What we can see in Auroville
In Auroville we can see the Matrimandir and the accompanying beautiful gardens. We can see all the millions of wonderful trees, take comfort in their connection to the soil and water, and enjoy the shade they provide.
We can see all the different buildings, marvel at the different architectural styles and enjoy the comfort provided by the guest houses.
We can see a whole variety of many other things, the farms, the schools, the food and restaurants and all the commercial units producing a colourful array of products.
But what many visitors don’t see in Auroville?
Many visitors don’t see the Aurovilians going into the local villages supporting the local population and particularly the children. There are almost 50 Auroville projects now providing outreach services, as can be seen in a new exhibition in the Visitors Centre.
These Aurovilians aspire to build relationships and to provide understanding, hope, direction, empowerment, and ultimately love, through organising educational and health programmes through free playgroups, after school groups and health/healing programs. But occasionally, they face opposition, cultural barriers and even hostility.
One such Aurovilian is Bridget who is one of the co-founders and co-ordinator of Thamarai Educational Projects. Bridget kindly showed me some of the various buildings they operate from. She explained that Thamarai services provide educational support in as many villages as they can, some in the south and some in the north of Auroville.
She also introduced me to some local educated, dedicated youth who had come forward to help as facilitators to guide the children.

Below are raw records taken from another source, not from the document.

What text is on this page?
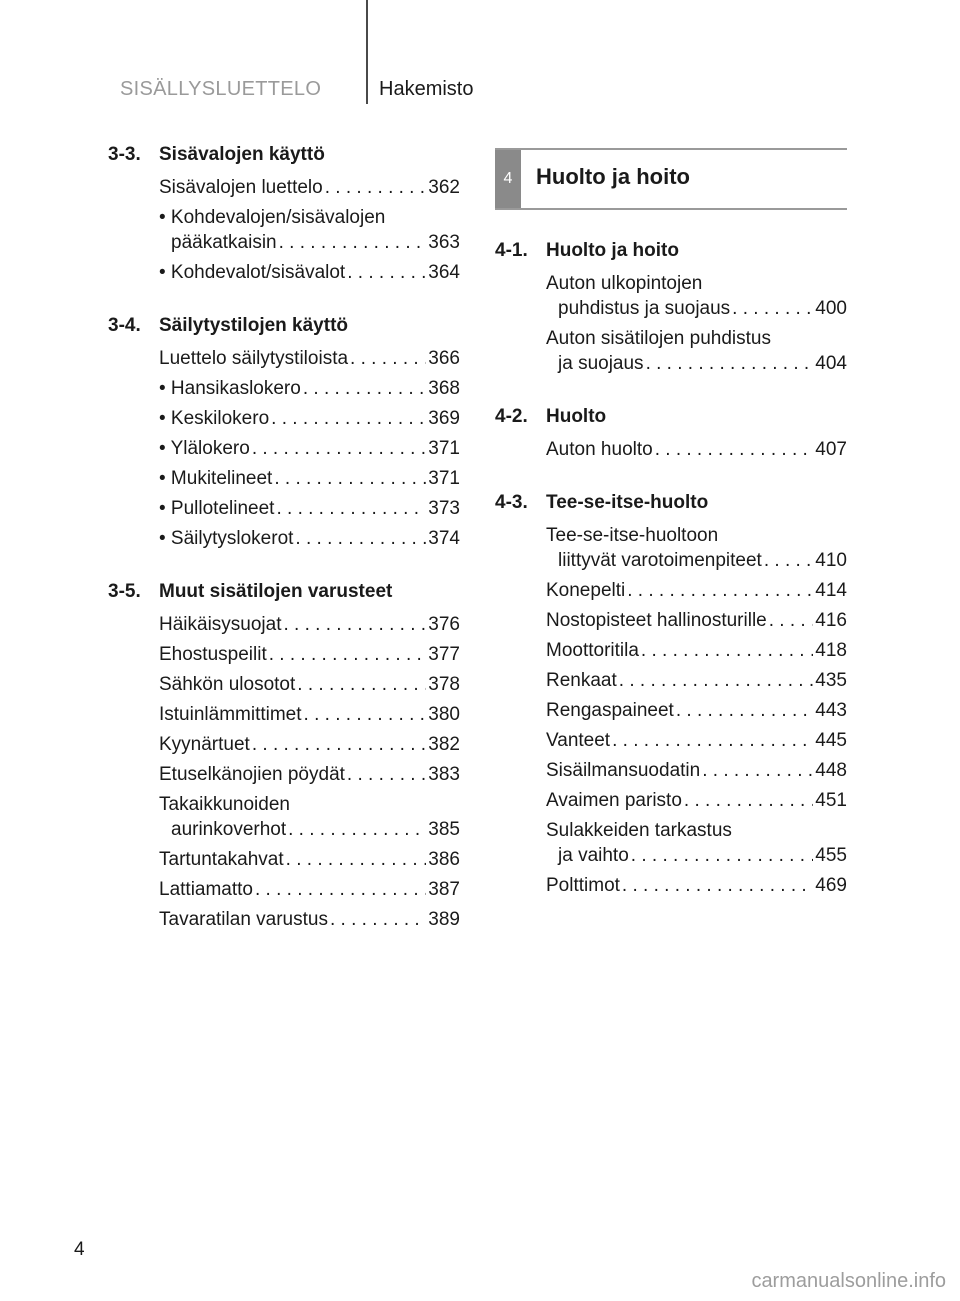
SISÄLLYSLUETTELO	Hakemisto
3-3. Sisävalojen käyttö
Sisävalojen luettelo . . .	362
• Kohdevalojen/sisävalojen
pääkatkaisin . . .	363
• Kohdevalot/sisävalot . . .	364
3-4. Säilytystilojen käyttö
Luettelo säilytystiloista . . .	366
• Hansikaslokero . . .	368
• Keskilokero . . .	369
• Ylälokero . . .	371
• Mukitelineet . . .	371
• Pullotelineet . . .	373
• Säilytyslokerot . . .	374
3-5. Muut sisätilojen varusteet
Häikäisysuojat . . .	376
Ehostuspeilit . . .	377
Sähkön ulosotot . . .	378
Istuinlämmittimet . . .	380
Kyynärtuet . . .	382
Etuselkänojien pöydät . . .	383
Takaikkunoiden
aurinkoverhot . . .	385
Tartuntakahvat . . .	386
Lattiamatto . . .	387
Tavaratilan varustus . . .	389
4	Huolto ja hoito
4-1. Huolto ja hoito
Auton ulkopintojen
puhdistus ja suojaus . . .	400
Auton sisätilojen puhdistus
ja suojaus . . .	404
4-2. Huolto
Auton huolto . . .	407
4-3. Tee-se-itse-huolto
Tee-se-itse-huoltoon
liittyvät varotoimenpiteet . . .	410
Konepelti . . .	414
Nostopisteet hallinosturille . . .	416
Moottoritila . . .	418
Renkaat . . .	435
Rengaspaineet . . .	443
Vanteet . . .	445
Sisäilmansuodatin . . .	448
Avaimen paristo . . .	451
Sulakkeiden tarkastus
ja vaihto . . .	455
Polttimot . . .	469
4
carmanualsonline.info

Their work is constantly evolving. For example, after one healing centre was shut down in a village, a new mobile health programme was designed by Aurovilian Muthukumari, who grew up in Moratandi village. This program now reaches several government schools and many women’s groups.
When finances allow, new programmes are being offered. For example, some students practice Silambam weekly, a traditional martial art, which is a stick folk dance known to improve concentration.

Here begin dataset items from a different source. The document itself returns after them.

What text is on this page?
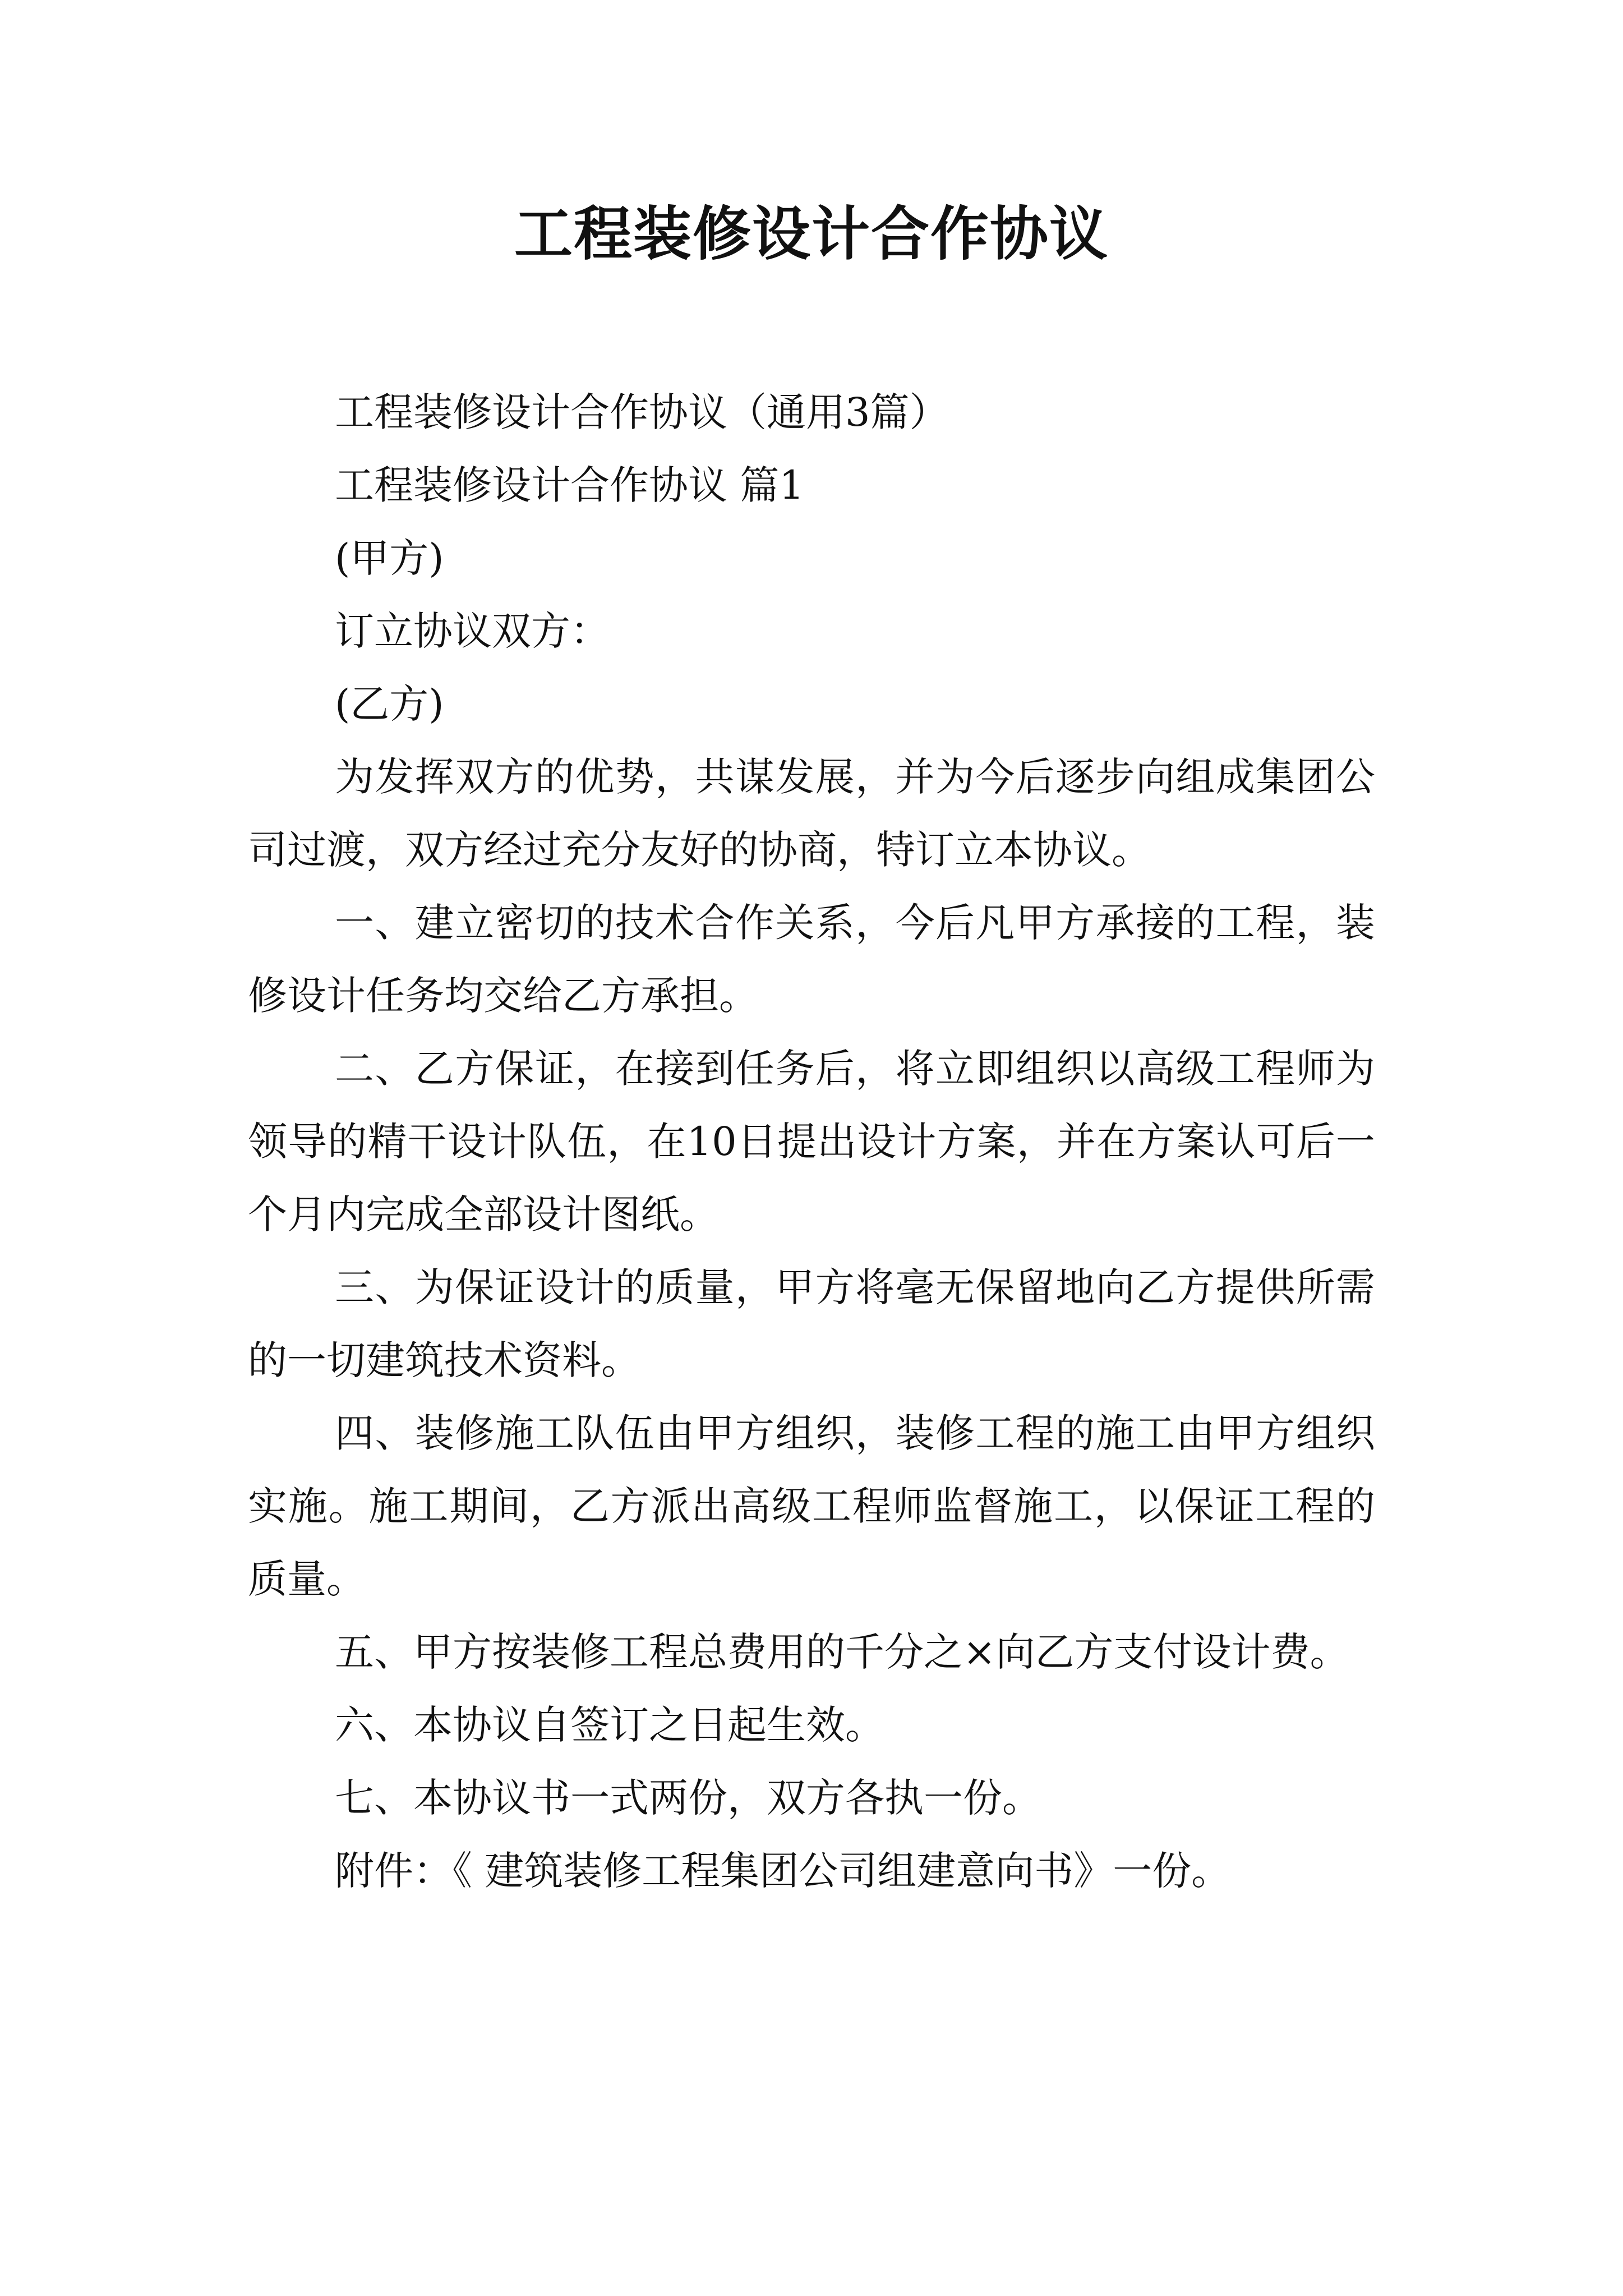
工程装修设计合作协议
工程装修设计合作协议（通用3篇）
工程装修设计合作协议 篇1
(甲方)
订立协议双方：
(乙方)
为发挥双方的优势，共谋发展，并为今后逐步向组成集团公司过渡，双方经过充分友好的协商，特订立本协议。
一、建立密切的技术合作关系，今后凡甲方承接的工程，装修设计任务均交给乙方承担。
二、乙方保证，在接到任务后，将立即组织以高级工程师为领导的精干设计队伍，在10日提出设计方案，并在方案认可后一个月内完成全部设计图纸。
三、为保证设计的质量，甲方将毫无保留地向乙方提供所需的一切建筑技术资料。
四、装修施工队伍由甲方组织，装修工程的施工由甲方组织实施。施工期间，乙方派出高级工程师监督施工，以保证工程的质量。
五、甲方按装修工程总费用的千分之×向乙方支付设计费。
六、本协议自签订之日起生效。
七、本协议书一式两份，双方各执一份。
附件：《 建筑装修工程集团公司组建意向书》一份。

Bridget explained that apart from their usual educational program, a leadership program is offered, based on Monica Sharma’s book Stewardship for New Emergence. This book is used to support children and youth to source their own inner power for project design, to create solutions to problems they want to address.
So, Thamarai children have been trained to design projects Some have chosen to work on water and waste management, education and sports development and overall wellbeing in the village.
After training in the yoga and healing program many women take these skills and approaches to their own communities, and many have started their own yoga classes in their villages.
The truly wonderful thing is that some of the youth that were once students of Thamarai are now coming to ask for support in starting activities to help other local children, in the same way they were helped many years ago.
The love has come full circle.
Breaking down barriers
Thamarai’s work not only builds bridges between the Aurovilians and the local population but also between different castes in the local population. For example, the main after school centre is in a Dalit (previously known as untouchables) village, and other children from non-Dalit villages are allowed to go to the programs by their parents.
Help Thamarai to bloom
The beauty behind all this work is that it is not just about educational support, it is also about empowerment, supporting people to recognise their own greatness and their own talents.
All this work is not visible, but Thamarai means lotus and all Thamarai’s work involves helping the inner lotus of disadvantaged people, and particularly children, to flower.